Recent developments in palifermin basic, pre-clinical and clinical research


Correspondence to: Jeffrey S. RUBIN.


Keratinocyte growth factor (KGF or FGF7) was originally identified as an epithelial-specific mitogen of mesenchymal origin [1]. Its target cell specificity was attributed to the epithelial distribution of alternatively spliced FGFR2b transcripts, which encode the only receptors that bind KGF with high affinity [2, 3]. Initially, KGF was thought to be a key paracrine effector of mesenchymal–epithelial communication during development. Consistent with this view, the disruption of FGFR2b expression resulted in abnormal organogenesis that featured major defects in branching morphogenesis [4]. However, subsequent work showed that another FGF family member with high affinity for FGFR2b, FGF10, was the critical mediator of FGFR2b signalling during development [5]. Knockout of KGF expression had relatively subtle effects on development that were evident in hair, kidney and bladder (reviewed in [6]). In contrast, KGF was markedly up-regulated following injury [7, 8], and healing was significantly impaired in mice lacking KGF expression [9]. These and other observations led to the conclusion that KGF had an important role in the repair of epithelial tissues.

Palifermin is a recombinant, amino-terminally truncated derivative of KGF with stable properties and high yields when expressed in bacteria. A large number of pre-clinical studies have demonstrated that it has protective effects on many epithelial tissues treated with a variety of noxious agents, particularly when administered prior to the toxic exposure [6]. Its beneficial effects are because of multiple mechanisms, including stimulation of cell proliferation, migration, differentiation, survival, DNA repair and induction of enzymes that inactivate reactive oxygen species. A programme was initiated to investigate its use in limiting damage to the oral mucosa that results from intensive cancer chemo/radiotherapy. Oral mucositis is a painful, debilitating side-effect of many cancer treatment protocols that can lead to medical complications, delays in therapy and increased cost [10]. In 2004, the U.S. Food and Drug Administration approved the use of palifermin to decrease the incidence and duration of severe oral mucositis in patients with haematological malignancies who receive intensive cytotoxic therapy that requires haematopoietic stem-cell support.

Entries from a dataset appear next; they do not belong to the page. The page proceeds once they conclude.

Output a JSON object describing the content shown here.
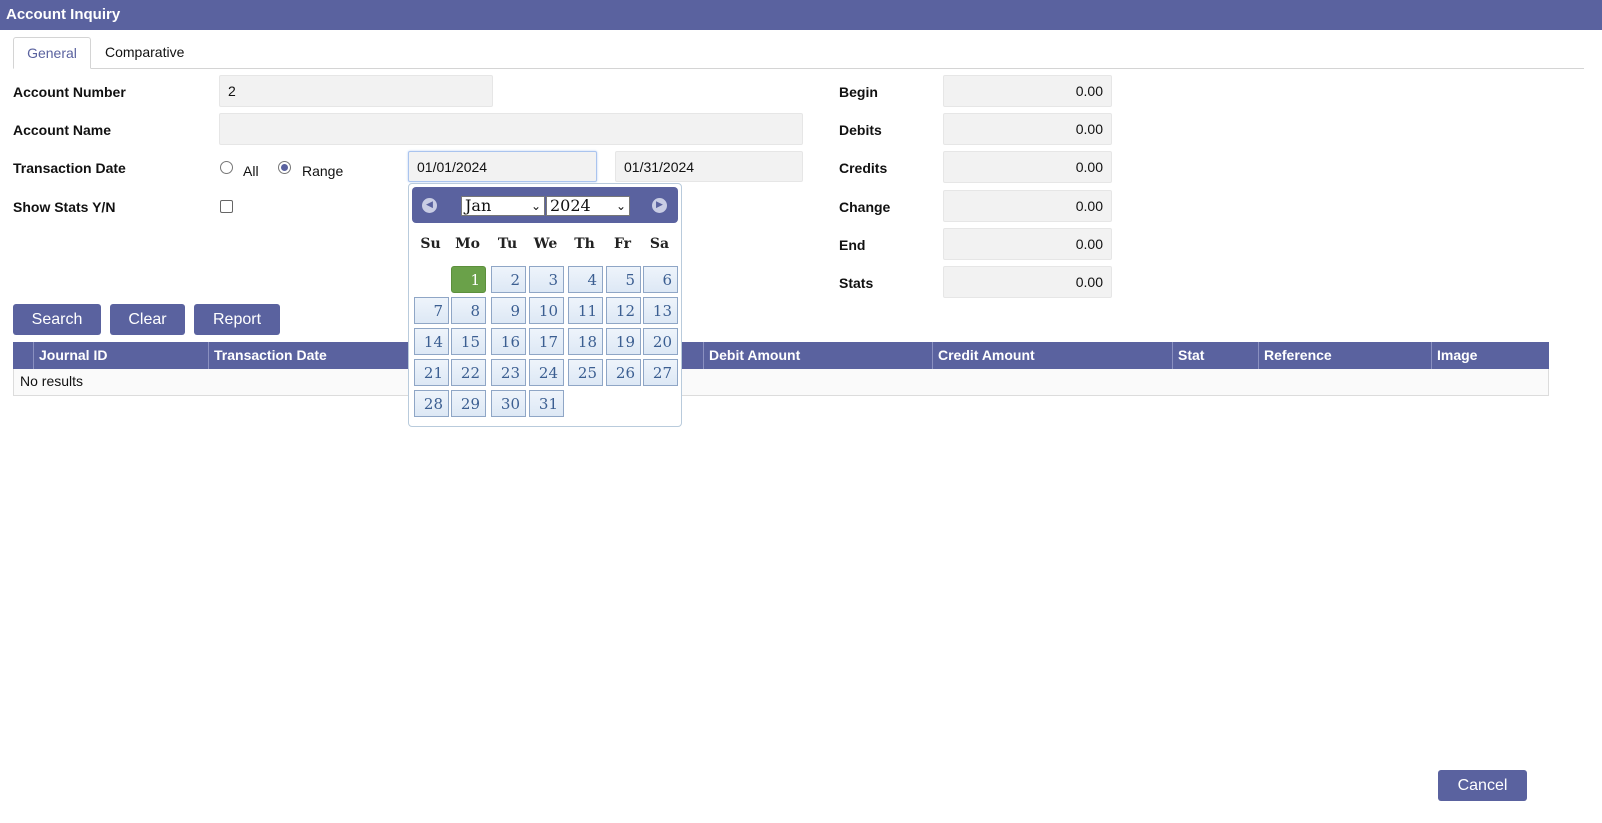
{
  "window": {
    "title": "Account Inquiry"
  },
  "tabs": [
    {
      "label": "General",
      "active": true
    },
    {
      "label": "Comparative",
      "active": false
    }
  ],
  "form": {
    "account_number": {
      "label": "Account Number",
      "value": "2"
    },
    "account_name": {
      "label": "Account Name",
      "value": ""
    },
    "transaction_date": {
      "label": "Transaction Date",
      "option_all": "All",
      "option_range": "Range",
      "selected": "Range",
      "from": "01/01/2024",
      "to": "01/31/2024"
    },
    "show_stats": {
      "label": "Show Stats Y/N",
      "checked": false
    }
  },
  "totals": [
    {
      "label": "Begin",
      "value": "0.00"
    },
    {
      "label": "Debits",
      "value": "0.00"
    },
    {
      "label": "Credits",
      "value": "0.00"
    },
    {
      "label": "Change",
      "value": "0.00"
    },
    {
      "label": "End",
      "value": "0.00"
    },
    {
      "label": "Stats",
      "value": "0.00"
    }
  ],
  "buttons": {
    "search": "Search",
    "clear": "Clear",
    "report": "Report",
    "cancel": "Cancel"
  },
  "grid": {
    "columns": [
      "Journal ID",
      "Transaction Date",
      "Debit Amount",
      "Credit Amount",
      "Stat",
      "Reference",
      "Image"
    ],
    "empty_text": "No results"
  },
  "calendar": {
    "month": "Jan",
    "year": "2024",
    "weekdays": [
      "Su",
      "Mo",
      "Tu",
      "We",
      "Th",
      "Fr",
      "Sa"
    ],
    "first_weekday_index": 1,
    "days_in_month": 31,
    "selected_day": 1
  },
  "colors": {
    "accent": "#5a629f",
    "selected_day": "#6aa149",
    "field_bg": "#f2f2f2"
  }
}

Following this regulatory approval, ongoing efforts have explored other potential applications of palifermin. The article by Finch et al. summarizes an array of research pertaining to the basic biology of KGF/FGFR2b and pre-clinical models that suggest additional areas for clinical development. Many of these studies have incorporated novel ways to deliver the drug, such as gene transfer strategies or impregnation of palifermin protein in matrices, to increase its efficacy and reduce side-effects. Other positive results have led to phase I and phase II clinical trials to test the safety and efficacy of palifermin in patients with acute lung injury. Recent work also indicates that KGF may have relevance beyond the realm of mesenchymal–epithelial interactions and tissue repair, as it appears to function as a pre-synaptic organizing molecule in the brain. The differential expression of KGF and related FGF family members, as well as dysregulation of FGFR2b, may contribute to a number of neurological disorders.

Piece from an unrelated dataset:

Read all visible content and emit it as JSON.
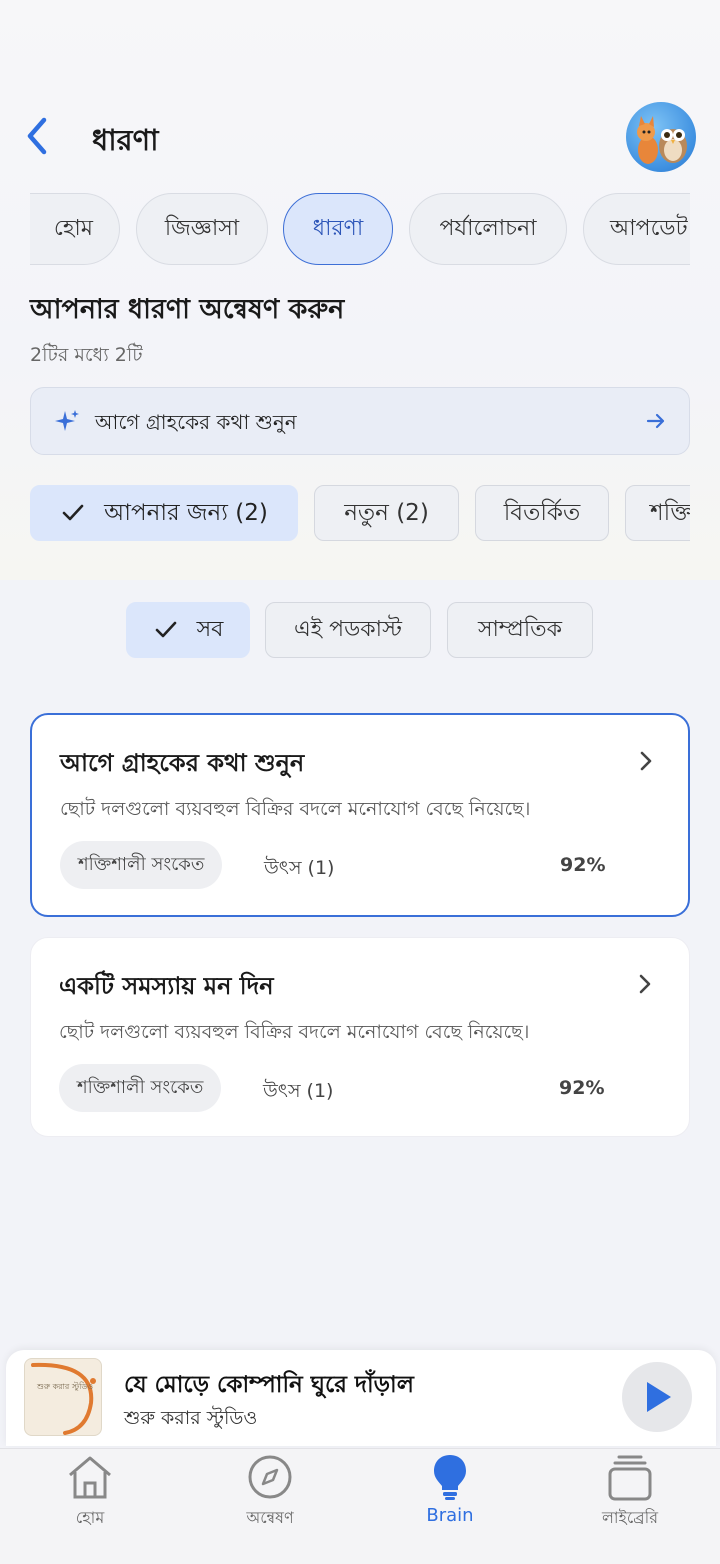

The article by Vadhan-Raj et al. provides an account of the palifermin clinical trials that led to its regulatory approval and a review of many subsequent trials that have further explored its use in patients with cancer. In the landmark phase III trial involving patients with haematological malignancies who received autologous haematopoietic stem-cell transplants, palifermin was given before and after a conditioning regimen consisting of total body irradiation and high-dose chemotherapy [11]. Additional trials have investigated its utility in patients treated with less toxic regimens. Based on the cytoprotective effects of KGF on the thymic epithelium that promoted T-cell maturation in animal studies, clinical trials are being conducted to determine whether palifermin can expedite the reconstitution of the immune system following transplantation. Such an effect would decrease the risk of infection and tumour relapse faced by transplant recipients. Pre-clinical work also suggested that palifermin might limit graft-versus-host disease after allogeneic transplantation, and clinical trials have been designed to test this possibility. At the same time, others have been investigating the safety and efficacy of palifermin in patients with solid tumours. Here, questions arise regarding the possibility that palifermin activity on tumour cells expressing its receptor might undermine cancer therapy [12, 13]. Thus far, there is no evidence that palifermin adversely affects patient response to therapy, but this issue continues to be closely monitored. In principle, palifermin might prolong survival by enabling patients to tolerate more effective treatment regimens that otherwise would be too toxic. With increasing experience in the clinic, it has become apparent that the dosing schedule for palifermin used in the phase III haem transplant trial is not optimal or practical in a number of other treatment protocols. As discussed by Vadhan-Raj and colleagues, a flexible approach to palifermin dosing will be necessary to maximize the likelihood of its successful incorporation into different treatment regimens. Taken together, the two articles in this series present a thorough review of the opportunities, progress and challenges in developing new applications for palifermin.

Conflicts of interest

As a co-inventor on patents pertaining to KGF, JSR has a financial interest in its commercial development.